Neruda verwandelt alles, was ihn umgibt, alles, was ihm widerfährt, in Gedichte zu Dingen und Ereignissen sowie deren gegenseitige Verflechtungen. Gebilde von großartiger Schönheit, aus Sinnlichkeit und Vernunft, eröffnen den Blick auf die Grundrisse des Lebens. Dieses Leben mit seinen erfüllten oder verlorenen Träumen, seinen Hoffnungen, aber auch seiner Härte und seinen Kämpfen, ist die literarische Version des gestrigen, des heutigen und des morgigen Tages. (Verlagsinformation)
Aus dem Poesiealbum 53, 1972 und in zweiter, ergänzter Auflage 1973 erschienenen Heft des Verlags Neues Leben, wurden zwei Übertragungen von Erich Arendt übernommen – alle übrigen Titel sind für diese Auflage aus verschiedenen Quellen neu ausgewählt und zusammengestellt von Fritz Rudolf Fries. Bei zwei Gedichten handelt es sich um Erstübertragungen von Klaus Laabs. 

Der Autor:

Neruda Santiago 2011Pablo Neruda (eigentlich Ricardo Eliezer Neftalí Reyes y Basualto) wurde am 12.7.1904 in Parral, in Chile geboren.
Er schrieb seit seinem 14. Lebensjahr Gedichte und gewann mit 16 Jahren bei einem Dichterwettbewerb den ersten Preis. Neruda studierte Französisch, wurde mit 24 Konsul, ein Amt, das er bis 1936 in verschiedenen Ländern ausübte.
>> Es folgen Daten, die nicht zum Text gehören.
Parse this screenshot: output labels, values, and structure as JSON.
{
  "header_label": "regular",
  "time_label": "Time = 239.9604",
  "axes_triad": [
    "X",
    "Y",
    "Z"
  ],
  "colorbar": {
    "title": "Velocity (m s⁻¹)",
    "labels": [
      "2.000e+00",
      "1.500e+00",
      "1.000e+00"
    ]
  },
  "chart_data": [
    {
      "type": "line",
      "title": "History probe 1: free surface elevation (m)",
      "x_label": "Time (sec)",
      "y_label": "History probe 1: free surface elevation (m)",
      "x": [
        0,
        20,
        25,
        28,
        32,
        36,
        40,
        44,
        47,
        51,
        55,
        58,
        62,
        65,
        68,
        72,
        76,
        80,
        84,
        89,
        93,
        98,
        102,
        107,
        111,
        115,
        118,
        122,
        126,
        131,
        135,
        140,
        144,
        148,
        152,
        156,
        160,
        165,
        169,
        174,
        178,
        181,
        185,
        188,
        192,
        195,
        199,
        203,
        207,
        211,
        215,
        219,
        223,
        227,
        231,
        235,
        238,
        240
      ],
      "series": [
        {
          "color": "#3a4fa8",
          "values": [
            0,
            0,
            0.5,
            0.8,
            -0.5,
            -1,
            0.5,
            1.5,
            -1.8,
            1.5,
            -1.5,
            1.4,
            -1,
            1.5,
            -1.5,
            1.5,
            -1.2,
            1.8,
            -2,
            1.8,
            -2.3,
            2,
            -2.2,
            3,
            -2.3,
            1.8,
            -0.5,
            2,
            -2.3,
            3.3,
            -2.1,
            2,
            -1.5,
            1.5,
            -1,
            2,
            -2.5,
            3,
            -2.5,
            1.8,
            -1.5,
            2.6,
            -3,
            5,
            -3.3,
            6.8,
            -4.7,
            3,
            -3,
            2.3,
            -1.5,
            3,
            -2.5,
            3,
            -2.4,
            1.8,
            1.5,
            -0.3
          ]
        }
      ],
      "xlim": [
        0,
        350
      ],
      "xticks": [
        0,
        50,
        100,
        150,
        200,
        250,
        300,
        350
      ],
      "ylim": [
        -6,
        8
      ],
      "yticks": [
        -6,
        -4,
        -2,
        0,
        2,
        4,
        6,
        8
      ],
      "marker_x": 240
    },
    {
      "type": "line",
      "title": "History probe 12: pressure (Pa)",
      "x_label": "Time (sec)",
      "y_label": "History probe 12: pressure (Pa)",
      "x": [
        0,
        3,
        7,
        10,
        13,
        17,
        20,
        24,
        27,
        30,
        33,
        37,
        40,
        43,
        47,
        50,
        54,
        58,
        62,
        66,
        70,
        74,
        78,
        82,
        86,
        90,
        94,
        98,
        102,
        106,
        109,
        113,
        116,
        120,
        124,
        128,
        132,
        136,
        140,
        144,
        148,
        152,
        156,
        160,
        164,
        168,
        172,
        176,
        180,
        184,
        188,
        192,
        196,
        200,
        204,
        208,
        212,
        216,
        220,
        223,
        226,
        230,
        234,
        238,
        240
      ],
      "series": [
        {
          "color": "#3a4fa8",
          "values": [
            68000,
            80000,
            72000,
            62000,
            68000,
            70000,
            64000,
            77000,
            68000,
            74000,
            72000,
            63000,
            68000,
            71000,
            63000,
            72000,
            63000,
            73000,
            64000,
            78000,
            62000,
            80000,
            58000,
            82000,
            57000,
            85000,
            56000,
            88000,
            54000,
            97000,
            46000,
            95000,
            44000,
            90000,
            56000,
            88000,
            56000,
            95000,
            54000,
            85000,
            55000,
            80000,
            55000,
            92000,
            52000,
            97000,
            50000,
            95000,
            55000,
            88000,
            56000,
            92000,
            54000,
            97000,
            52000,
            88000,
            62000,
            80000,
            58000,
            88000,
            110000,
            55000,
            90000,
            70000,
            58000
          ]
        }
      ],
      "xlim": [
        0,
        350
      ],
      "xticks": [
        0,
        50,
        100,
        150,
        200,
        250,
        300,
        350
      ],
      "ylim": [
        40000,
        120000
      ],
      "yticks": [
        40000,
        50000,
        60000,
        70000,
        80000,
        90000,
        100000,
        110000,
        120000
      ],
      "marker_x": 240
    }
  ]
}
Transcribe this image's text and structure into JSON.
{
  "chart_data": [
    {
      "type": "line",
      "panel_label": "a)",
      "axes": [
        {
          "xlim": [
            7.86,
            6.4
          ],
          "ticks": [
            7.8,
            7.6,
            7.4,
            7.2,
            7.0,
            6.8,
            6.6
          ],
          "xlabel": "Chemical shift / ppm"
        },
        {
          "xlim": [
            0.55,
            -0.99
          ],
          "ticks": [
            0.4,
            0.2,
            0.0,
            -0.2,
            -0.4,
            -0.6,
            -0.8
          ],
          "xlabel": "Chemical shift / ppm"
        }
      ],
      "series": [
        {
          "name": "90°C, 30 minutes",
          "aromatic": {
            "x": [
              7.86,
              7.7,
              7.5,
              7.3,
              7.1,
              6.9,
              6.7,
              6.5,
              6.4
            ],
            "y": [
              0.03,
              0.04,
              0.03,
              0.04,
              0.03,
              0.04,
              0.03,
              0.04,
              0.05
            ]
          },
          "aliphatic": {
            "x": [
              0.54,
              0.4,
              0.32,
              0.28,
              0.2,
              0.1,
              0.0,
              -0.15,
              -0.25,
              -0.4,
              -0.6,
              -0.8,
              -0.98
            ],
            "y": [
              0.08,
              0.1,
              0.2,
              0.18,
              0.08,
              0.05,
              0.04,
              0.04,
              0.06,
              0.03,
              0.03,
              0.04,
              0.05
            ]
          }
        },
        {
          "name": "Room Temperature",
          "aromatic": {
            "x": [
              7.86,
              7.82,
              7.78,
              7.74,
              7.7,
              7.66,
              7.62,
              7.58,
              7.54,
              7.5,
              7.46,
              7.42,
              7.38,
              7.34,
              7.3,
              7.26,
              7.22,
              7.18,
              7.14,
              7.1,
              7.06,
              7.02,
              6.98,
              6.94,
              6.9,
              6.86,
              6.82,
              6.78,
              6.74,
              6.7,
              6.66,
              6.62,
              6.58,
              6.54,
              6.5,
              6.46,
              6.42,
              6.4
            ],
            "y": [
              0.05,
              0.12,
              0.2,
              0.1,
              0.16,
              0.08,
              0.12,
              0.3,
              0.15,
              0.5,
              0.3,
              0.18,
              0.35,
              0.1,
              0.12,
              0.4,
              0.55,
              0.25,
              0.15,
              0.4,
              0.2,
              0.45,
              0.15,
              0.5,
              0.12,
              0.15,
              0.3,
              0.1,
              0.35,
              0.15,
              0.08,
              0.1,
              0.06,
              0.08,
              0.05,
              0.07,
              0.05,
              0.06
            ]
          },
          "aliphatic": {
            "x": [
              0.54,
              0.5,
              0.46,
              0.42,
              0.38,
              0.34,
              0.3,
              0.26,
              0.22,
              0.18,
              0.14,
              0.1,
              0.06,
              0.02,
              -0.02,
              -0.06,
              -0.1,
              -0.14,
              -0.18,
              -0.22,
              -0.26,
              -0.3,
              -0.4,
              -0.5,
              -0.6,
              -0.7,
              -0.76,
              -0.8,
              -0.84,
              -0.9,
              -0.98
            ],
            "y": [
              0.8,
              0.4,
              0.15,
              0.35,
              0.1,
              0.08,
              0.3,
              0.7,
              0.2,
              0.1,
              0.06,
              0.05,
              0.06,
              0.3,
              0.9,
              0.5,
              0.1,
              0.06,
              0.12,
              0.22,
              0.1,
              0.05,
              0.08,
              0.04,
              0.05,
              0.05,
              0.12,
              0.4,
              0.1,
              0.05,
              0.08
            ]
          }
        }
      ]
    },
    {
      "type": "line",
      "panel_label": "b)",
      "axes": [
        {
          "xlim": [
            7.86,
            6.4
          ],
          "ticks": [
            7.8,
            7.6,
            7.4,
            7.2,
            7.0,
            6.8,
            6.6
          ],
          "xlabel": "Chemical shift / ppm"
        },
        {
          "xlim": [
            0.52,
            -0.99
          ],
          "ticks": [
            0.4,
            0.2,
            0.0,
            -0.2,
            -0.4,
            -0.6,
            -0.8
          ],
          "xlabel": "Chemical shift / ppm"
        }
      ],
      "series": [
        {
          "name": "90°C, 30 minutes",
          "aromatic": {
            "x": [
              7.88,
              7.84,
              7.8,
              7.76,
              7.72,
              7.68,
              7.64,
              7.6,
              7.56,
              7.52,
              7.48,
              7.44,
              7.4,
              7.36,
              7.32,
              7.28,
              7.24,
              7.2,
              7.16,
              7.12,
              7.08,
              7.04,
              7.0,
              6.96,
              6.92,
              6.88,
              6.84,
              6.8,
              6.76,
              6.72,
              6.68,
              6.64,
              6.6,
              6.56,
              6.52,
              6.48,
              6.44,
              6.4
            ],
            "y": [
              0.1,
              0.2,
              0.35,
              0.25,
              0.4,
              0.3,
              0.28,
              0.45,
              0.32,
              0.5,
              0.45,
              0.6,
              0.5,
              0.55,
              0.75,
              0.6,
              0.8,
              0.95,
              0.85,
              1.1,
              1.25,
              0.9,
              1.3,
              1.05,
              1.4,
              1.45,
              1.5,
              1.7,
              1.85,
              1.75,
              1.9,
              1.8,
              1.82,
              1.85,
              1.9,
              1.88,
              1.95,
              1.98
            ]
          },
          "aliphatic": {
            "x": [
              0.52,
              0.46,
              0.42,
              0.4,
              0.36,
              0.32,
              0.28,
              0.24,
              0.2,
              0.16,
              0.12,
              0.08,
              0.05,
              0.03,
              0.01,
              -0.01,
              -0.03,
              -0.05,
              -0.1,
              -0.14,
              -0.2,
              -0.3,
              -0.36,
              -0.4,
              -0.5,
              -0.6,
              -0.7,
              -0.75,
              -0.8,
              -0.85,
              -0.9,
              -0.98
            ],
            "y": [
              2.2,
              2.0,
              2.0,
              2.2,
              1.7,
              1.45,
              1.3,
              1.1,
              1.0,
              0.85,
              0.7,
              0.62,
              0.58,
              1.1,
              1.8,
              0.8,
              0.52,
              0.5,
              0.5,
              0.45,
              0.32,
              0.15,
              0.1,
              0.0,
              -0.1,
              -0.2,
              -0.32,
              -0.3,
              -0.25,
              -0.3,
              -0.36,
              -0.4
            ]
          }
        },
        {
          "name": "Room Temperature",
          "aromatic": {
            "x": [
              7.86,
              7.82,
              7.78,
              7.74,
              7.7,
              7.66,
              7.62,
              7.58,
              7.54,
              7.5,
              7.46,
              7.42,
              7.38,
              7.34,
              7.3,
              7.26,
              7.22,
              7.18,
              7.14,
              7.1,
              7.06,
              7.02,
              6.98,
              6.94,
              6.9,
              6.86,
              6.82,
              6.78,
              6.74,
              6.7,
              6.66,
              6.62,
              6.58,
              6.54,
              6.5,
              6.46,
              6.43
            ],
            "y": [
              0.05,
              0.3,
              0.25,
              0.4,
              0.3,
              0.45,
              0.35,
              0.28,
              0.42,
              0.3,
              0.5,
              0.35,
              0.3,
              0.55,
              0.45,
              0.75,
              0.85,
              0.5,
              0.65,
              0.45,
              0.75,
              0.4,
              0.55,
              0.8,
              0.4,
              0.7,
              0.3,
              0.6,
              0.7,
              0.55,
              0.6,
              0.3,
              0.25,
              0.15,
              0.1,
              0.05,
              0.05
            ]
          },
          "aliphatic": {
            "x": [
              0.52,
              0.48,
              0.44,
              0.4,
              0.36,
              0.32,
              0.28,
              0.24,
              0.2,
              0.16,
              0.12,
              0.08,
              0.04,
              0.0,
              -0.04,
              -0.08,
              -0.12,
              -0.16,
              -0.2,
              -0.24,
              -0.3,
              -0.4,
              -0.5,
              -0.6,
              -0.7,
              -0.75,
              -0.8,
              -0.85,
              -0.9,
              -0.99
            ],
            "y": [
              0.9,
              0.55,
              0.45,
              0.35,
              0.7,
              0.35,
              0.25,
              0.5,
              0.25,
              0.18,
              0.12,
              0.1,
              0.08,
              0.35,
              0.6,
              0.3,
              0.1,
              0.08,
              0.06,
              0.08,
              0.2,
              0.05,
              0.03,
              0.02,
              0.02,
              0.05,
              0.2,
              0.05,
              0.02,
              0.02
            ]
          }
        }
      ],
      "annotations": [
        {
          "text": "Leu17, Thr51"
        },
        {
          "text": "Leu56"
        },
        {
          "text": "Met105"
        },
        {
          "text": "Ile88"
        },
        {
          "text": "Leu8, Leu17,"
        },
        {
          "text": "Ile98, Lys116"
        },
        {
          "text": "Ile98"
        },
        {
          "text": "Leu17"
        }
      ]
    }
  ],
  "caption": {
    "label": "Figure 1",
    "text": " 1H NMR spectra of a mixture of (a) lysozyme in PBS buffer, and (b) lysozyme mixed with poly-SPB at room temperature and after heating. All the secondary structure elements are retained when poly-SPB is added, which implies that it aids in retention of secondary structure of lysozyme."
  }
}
Er half der spanischen Republik im Bürgerkrieg und organisierte die Auswanderung spanischer Flüchtlinge nach Chile. von 1948 bis 1952 war er im Exil. 1971 erhielt er den Literatur-Nobelpreis.
Seine Werke zeichnen sich durch eine schier unerschöpfliche Phantasie, eine gewaltige Sprachkraft und Sinnlichkeit aus. In Chile ist er im Volk lebendig wie keiner, Analphabeten rezitieren seine langen Oden.
Pablo Neruda starb am 24.9.1973 in Santiago, zwei Wochen nach dem blutigen Putsch der Militärs.